Greenspan, 86, earlier today joined Paul Volcker, also a former Fed chairman, for a discussion on fiscal policy sponsored by the nonpartisan Peter G. Peterson Foundation at the Newseum in Washington. They both said that if policy makers are unable to reach a compromise to address spending cuts and tax increases, markets will react negatively.
“This is a very dangerous situation,” Greenspan said today at the event. “Markets may respond negatively before we even notice it, and that’s going to cause a huge problem.”
Greenspan said it would be a mistake to think that the U.S. is going to fix its “unstoppable” spending “without pain.”
Expansion in the U.S. faces headwinds from a slowing global economy and the risk Congress won’t reach a deal to avoid the so-called fiscal cliff, more than $600 billion of tax increases and federal spending cuts scheduled to kick in automatically in January. The drop in spending and rise in taxes could push the country back into recession, according to the nonpartisan Congressional Budget Office.

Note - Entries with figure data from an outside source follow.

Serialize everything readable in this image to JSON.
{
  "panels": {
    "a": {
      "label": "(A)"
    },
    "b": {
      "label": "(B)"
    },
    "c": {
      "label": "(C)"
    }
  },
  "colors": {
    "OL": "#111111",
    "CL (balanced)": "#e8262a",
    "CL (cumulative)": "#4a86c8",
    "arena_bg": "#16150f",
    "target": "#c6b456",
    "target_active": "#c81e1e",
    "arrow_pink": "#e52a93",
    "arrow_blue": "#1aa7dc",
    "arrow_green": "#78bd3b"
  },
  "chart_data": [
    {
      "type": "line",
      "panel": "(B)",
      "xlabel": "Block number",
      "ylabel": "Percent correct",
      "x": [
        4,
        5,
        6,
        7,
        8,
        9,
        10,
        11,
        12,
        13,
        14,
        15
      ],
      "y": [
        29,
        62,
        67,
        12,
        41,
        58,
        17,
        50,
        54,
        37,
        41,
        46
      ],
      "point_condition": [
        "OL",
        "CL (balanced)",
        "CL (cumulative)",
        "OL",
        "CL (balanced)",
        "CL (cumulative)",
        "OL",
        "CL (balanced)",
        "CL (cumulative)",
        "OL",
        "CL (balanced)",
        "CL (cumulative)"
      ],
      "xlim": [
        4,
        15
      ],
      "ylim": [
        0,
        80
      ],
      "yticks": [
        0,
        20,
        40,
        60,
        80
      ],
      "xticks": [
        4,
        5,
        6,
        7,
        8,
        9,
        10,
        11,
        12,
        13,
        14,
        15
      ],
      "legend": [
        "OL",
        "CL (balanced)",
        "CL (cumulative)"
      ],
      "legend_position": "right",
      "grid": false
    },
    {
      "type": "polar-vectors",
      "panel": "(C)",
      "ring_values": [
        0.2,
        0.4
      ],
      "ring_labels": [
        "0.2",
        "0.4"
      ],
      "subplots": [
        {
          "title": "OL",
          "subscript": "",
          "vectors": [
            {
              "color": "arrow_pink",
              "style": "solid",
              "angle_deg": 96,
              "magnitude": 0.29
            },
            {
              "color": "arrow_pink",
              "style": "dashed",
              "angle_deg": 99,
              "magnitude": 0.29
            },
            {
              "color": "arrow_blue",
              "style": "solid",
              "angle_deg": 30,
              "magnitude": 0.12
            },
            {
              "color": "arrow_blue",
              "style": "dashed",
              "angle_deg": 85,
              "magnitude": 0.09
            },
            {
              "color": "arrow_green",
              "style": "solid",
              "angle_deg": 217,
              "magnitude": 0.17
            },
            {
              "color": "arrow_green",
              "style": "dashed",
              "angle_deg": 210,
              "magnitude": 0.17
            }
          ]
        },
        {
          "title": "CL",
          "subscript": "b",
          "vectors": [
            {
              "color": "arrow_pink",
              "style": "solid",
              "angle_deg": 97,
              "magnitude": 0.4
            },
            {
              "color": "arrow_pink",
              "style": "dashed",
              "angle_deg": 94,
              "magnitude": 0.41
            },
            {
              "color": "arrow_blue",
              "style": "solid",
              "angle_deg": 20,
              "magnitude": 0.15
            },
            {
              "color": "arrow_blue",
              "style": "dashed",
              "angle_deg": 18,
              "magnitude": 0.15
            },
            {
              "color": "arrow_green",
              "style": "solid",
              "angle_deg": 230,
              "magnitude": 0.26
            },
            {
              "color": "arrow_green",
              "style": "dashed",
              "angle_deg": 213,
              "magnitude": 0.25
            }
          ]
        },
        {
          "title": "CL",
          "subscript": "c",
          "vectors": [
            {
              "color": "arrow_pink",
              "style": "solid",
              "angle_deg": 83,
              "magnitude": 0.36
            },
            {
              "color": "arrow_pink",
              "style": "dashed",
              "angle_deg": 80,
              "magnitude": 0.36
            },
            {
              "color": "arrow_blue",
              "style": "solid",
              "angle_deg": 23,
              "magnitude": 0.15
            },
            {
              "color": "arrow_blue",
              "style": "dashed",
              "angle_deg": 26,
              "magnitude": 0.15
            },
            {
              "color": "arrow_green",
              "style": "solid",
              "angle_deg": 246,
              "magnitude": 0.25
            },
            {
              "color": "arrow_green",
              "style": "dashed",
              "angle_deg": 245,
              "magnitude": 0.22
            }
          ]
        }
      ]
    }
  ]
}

Gross domestic product, the value of all goods and services produced in the U.S., rose at a 2 percent annual rate in the third quarter after climbing 1.3 percent in the previous three months, the Commerce Department said Oct. 26.
Volcker, 85, said that the U.S. tax system is “broken” and “it’s going to take some time” to reach a consensus among policy makers about how to redesign the system.
“It’s not going to be January 2013, it’s going to be 2014, 2015 before that gets put into place,” said Volcker during the discussion, which was moderated by Peter Peterson, chairman of the foundation.
Volcker served as Fed chairman from 1979 to 1987 and Greenspan served in the role from 1987 until 2006.